Di che si tratti lo ha confessato candidamente il sindaco di Benevento D'Alessandro
(quello che si è autosospeso da An per le polemiche sulla cancellazione di Piazza
Matteotti). In un'intervista a questo giornale ha confessato con candore come da tempo,
ogni 25 aprile, chiuso nel salotto di casa sua egli ascolti i discorsi di Mussolini.
«Quello che apprezzo di più è il discorso per la presa di Addis Abeba, poi quello sulle
sanzioni, ma mi piace molto anche l'ultimo discorso, quello del Lirico». Per lui (e
certamente per tanti altri esponenti di An che non hanno il coraggio, o l'ingenuità, di
confessarlo) il fascismo è ancora il luogo della memoria e dell'identità. Ciò può non
piacere, naturalmente, ma occorre chiedersi come mai accada.
Se questo succede è perché nelle file di An, e ancor prima in quelle del Msi, non vi è
stato mai alcun riesame critico della propria storia, da quelle file non è uscito nessuno
studioso che abbia fatto col ventennio fascista quel che lo storico comunista Paolo
Spriano fece con le vicende del suo partito, di cui scrisse la storia con volumi rimasti
fondamentali. Così, in mancanza di ciò, in mancanza della distanza critica che la
ricostruzione storica aiuta a recuperare, il passato fascista - quello direttamente
vissuto, per i più anziani, quello miticamente reinventato, per i più giovani - non è
mai davvero passato. E' rimasto nella cultura di tanti esponenti dell'ex Msi come il
fondamento di una identità irriducibilmente «altra», diversa rispetto al complesso
delle identità politiche dell'Italia repubblicana. In termini di pubbliche dichiarazioni,
non si può chiedere ad An più di quanto ha già fatto, accettando l'antifascismo come
momento di fondazione della Repubblica o la data della Liberazione come festa nazionale.

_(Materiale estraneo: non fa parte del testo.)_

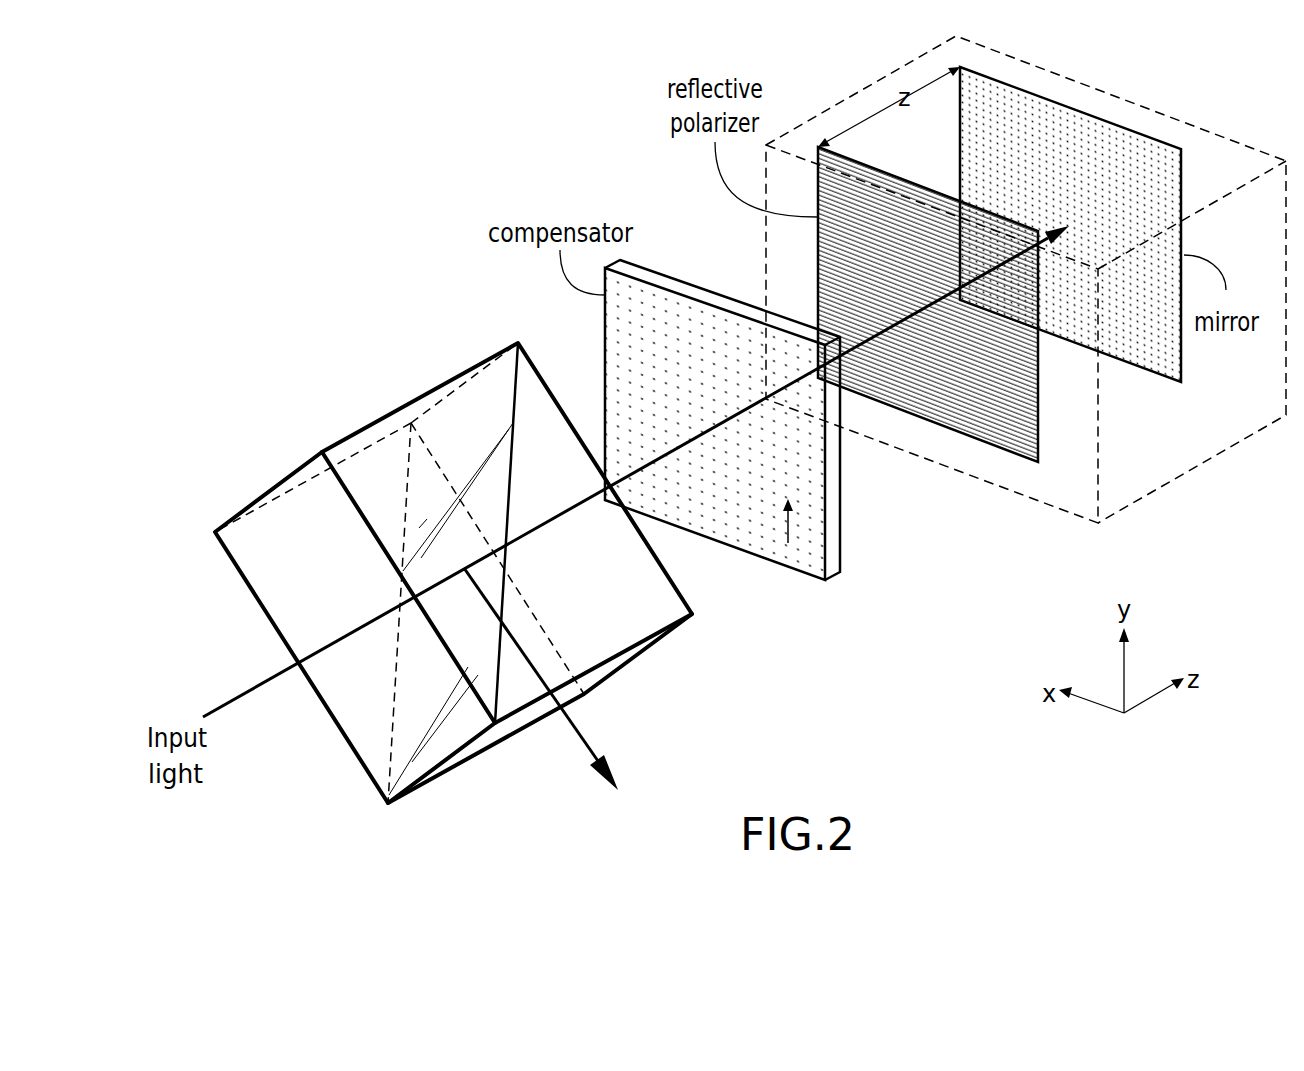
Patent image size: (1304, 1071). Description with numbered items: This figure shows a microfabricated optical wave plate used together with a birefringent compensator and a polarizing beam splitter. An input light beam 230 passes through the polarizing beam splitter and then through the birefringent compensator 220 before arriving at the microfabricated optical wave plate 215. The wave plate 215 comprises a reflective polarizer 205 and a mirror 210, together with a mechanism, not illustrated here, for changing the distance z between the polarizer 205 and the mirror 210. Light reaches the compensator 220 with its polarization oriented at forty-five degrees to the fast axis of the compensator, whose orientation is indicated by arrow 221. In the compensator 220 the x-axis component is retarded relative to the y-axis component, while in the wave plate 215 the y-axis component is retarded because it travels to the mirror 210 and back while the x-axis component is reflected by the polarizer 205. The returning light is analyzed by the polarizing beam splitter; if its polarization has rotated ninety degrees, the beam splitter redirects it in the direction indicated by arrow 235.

The reflective polarizer 205 is at (1006, 456).
The mirror 210 is at (1092, 112).
The microfabricated optical wave plate 215 is at (1194, 464).
The birefringent compensator 220 is at (836, 582).
The arrow indicating fast axis orientation 221 is at (798, 532).
The input light beam 230 is at (247, 690).
The arrow indicating redirected returning light direction 235 is at (613, 770).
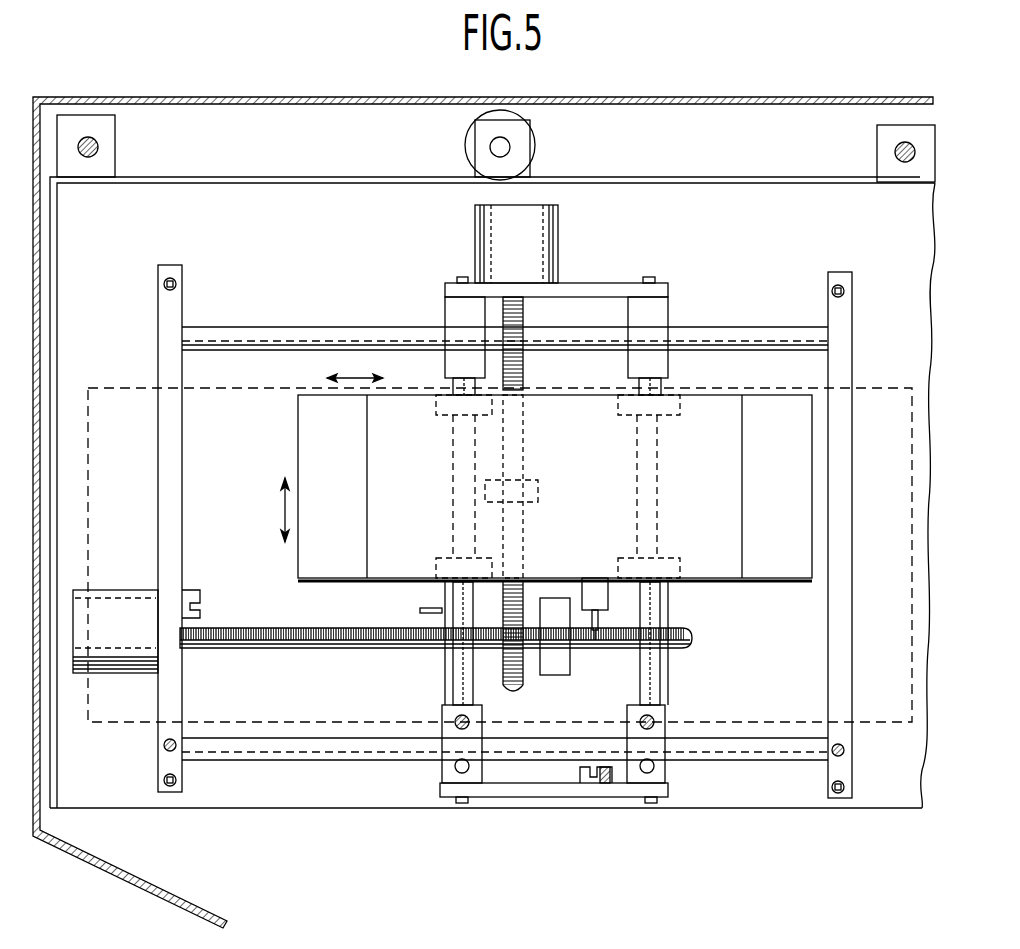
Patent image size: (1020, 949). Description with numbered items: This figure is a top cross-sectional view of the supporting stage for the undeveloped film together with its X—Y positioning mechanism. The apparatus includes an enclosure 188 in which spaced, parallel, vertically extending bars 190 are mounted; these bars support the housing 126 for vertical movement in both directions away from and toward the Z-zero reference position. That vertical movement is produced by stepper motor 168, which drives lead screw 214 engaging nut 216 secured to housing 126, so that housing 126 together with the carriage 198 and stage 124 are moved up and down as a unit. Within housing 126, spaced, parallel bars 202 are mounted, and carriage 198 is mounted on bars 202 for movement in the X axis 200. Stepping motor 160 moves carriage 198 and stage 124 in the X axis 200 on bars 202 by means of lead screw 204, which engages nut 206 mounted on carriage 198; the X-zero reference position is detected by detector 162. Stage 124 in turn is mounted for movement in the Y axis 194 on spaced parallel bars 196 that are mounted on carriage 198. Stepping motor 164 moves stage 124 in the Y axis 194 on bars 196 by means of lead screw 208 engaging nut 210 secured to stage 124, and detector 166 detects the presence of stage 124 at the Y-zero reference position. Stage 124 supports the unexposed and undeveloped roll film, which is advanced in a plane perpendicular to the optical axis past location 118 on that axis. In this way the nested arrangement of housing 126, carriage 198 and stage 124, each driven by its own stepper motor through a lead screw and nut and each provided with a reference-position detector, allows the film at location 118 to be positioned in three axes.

The enclosure 188 is at (246, 97).
The vertically extending bars 190 is at (99, 147).
The nut 216 is at (489, 147).
The stepper motor 168 is at (537, 150).
The lead screw 214 is at (520, 172).
The stepper motor 164 is at (553, 249).
The housing 126 is at (733, 186).
The bars 202 is at (752, 334).
The X axis 200 is at (351, 376).
The lead screw 208 is at (524, 377).
The location 118 is at (505, 498).
The nut 210 is at (540, 488).
The stage 124 is at (430, 481).
The Y axis 194 is at (285, 505).
The stepper motor 160 is at (120, 597).
The detector 162 is at (190, 596).
The lead screw 204 is at (309, 650).
The bars 196 is at (460, 676).
The nut 206 is at (568, 661).
The carriage 198 is at (608, 715).
The detector 166 is at (607, 790).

Ma certo, quanti provengono da quella parte politica prima o poi dovranno decidersi,
piuttosto che a creare fondazioni sui crimini del comunismo (come quella che è nei
progetti del presidente della Regione Lazio), a fare qualche seria riflessione storica sul
fascismo. Nel frattempo, farebbero bene a non vedere nella storia un'arma per piccole
rivalse politiche e a seguire le indicazioni del presidente Ciampi, il quale ha mostrato a
Trieste come sia in fondo possibile costruire una memoria di tutti.